— За ночь разбросаю.
— Счастливого пути, дорогой!
А потом опять посланцы: второй, за ним третий.
— Цветы есть?
— Цветов нет, есть семена.
— А будут цветы?
— Конечно будут!
«Будут! И цветы будут, и праздник большой будет на нашей земле!» — восторженно думал Петр Петрович, успевший забыть и наглого рыжебородого мужика, и его обидные слова.
1
Воет за окном вьюга, заметая дороги и тропинки, занося снегом узкие щели в воротах и заборах, пробиваясь под плотно натянутые шапки-ушанки и платки прохожих. И слышится в этом вое что-то угрожающее: «У-у-у, по-го-ди, по-па-дись». Снегом запорошило всю улицу, пройти кое-как можно, а проехать уже нельзя. А с неба сыплется и сыплется белый рыхлый снег, словно кто-то распотрошил в холодной выси тысячи пуховых перин.

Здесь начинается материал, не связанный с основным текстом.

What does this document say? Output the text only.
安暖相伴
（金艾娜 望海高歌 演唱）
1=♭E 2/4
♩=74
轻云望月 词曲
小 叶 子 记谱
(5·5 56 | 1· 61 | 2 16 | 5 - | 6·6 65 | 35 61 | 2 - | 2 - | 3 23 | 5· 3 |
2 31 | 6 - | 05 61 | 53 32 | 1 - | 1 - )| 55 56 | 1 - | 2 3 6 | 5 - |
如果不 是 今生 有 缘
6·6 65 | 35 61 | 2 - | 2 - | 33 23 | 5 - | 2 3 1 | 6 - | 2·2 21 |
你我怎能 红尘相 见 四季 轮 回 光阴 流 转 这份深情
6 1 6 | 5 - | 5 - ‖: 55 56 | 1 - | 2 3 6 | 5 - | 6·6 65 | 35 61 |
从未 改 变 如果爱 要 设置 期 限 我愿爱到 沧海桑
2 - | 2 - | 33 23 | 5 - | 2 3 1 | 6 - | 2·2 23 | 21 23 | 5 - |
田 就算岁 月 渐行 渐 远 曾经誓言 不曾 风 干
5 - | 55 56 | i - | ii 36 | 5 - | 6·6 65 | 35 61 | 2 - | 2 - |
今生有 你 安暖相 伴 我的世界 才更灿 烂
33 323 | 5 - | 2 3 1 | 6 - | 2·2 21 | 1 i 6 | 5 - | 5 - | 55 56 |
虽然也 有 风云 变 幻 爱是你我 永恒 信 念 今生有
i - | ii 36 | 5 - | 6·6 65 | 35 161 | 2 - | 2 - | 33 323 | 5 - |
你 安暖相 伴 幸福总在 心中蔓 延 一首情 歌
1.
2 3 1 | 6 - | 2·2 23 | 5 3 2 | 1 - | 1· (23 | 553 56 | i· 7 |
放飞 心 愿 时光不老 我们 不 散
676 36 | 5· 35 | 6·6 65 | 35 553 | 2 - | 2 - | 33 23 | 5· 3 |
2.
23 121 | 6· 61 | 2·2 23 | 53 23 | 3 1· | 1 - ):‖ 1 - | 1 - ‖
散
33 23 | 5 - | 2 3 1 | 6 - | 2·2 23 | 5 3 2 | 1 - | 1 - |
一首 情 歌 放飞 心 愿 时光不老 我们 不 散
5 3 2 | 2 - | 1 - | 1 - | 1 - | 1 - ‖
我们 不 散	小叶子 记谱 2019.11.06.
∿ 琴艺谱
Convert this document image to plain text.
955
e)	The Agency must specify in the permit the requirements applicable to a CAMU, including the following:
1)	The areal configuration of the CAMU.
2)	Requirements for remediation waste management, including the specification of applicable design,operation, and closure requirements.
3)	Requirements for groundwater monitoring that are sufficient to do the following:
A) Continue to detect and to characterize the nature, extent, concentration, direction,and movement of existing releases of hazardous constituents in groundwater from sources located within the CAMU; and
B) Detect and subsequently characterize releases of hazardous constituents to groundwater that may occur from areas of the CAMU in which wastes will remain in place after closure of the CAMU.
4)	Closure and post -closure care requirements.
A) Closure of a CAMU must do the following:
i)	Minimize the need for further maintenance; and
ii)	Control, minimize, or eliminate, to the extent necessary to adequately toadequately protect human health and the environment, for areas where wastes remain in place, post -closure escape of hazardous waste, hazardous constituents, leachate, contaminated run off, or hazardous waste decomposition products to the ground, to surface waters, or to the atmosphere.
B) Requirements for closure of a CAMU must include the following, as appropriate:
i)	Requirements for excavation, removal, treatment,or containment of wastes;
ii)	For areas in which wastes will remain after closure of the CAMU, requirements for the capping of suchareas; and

Петр Петрович стоит у окна и наблюдает за метелью. Он изредка вынимает из кармана куртки правую руку и энергично потирает лоб и щеки. Нельзя сказать, чтобы у него было хорошее настроение. Месяца два он сидит без настоящей работы, и безделье угнетает его больше, чем опасность. Но так надо. Он получил указание от Огнева временно прекратить связь с партизанским центром, замаскироваться получше: впереди много дел. Все, что произошло в октябре — декабре, могло вызвать подозрения, навлечь на Петра Петровича беду. В Шелонске теперь работала подпольная организация, это привело к усиленной слежке за всеми подозрительными горожанами. А где гарантия, что не следят и за домом Калачникова? Да и Муркин к нему еще два раза наведывался. Подыскивает друга или проверяет: а чем занимается садовод в этом домике с голубыми наличниками?
Конечно, прав Огнев. Организация работала теперь полным ходом, на время можно обойтись и без Калачникова. Хорошо у них идет дело! Подпольщики расклеивают сводки о военных действиях на фронте, о том, как живут и работают люди по ту сторону боевой линии, вывешивают листовки — предупреждения полицаям:
«Кровавых дел не утаите от взора народного; настанет срок — народ предъявит счет и заставит отвечать сполна; прекратите, пока не поздно!..»
Полиция рыскала по всему городу, но без толку.
И все же сидеть без дела Петру Петровичу не хотелось. Успокаивал себя словами Огнева: время снимет подозрения, если они есть, усыпит настороженность Хельмана и Муркина.
Редким посетителем был теперь Калачников у военного коменданта Шелонска. Тревожные вести, полученные Хельманом о поражении немецких войск под Москвой, лишили его покоя. Он долгое время не упоминал о Волошках, не интересовался докладами профессора о том, как тот намечает вести парниковое хозяйство. В самый интересный момент Хельман вдруг обрывал Калачникова, вызывал фельдфебеля и отдавал ему приказание об усиленной охране комендатуры или требовал на просмотр почту и сердито махал рукой, давая понять, чтобы Калачников удалился. Шелонск был сравнительно далеко от Москвы, но подмосковный кошмар лишил коменданта привычной самоуверенности; поговаривали, что у него стоят наготове упакованные чемоданы.
Разве в таком состоянии до Волошек и парникового хозяйства в Шелонске!
Но вот газеты стали писать о стабилизации фронта под Москвой, о том, что дни блокированного Ленинграда сочтены, и снова ожил Хельман. И хотя у него не было прежнего энтузиазма, он опять расспрашивал Калачникова о Волошках, о Лесном. Кто-то предложил ему быть компаньоном по производству целлюлозы и бумаги. Загоревшись коммерческой идеей, Хельман сразу же вызвал к себе Петра Петровича и потребовал информации о лучших лесных массивах. Калачников показал эти леса на карте, долго хвалил их, а потом притворно вздохнул:
— Замечательная древесина, да там, говорят, партизаны.
Комендант долго смотрел на карту, затем в лицо Калачникову, потом поверх его головы. Нервно произнес:
— Партизанам скоро капут.
Петру Петровичу показалось, что комендант не верил в свои слова, что произнес он их потому, что иного сказать было нельзя.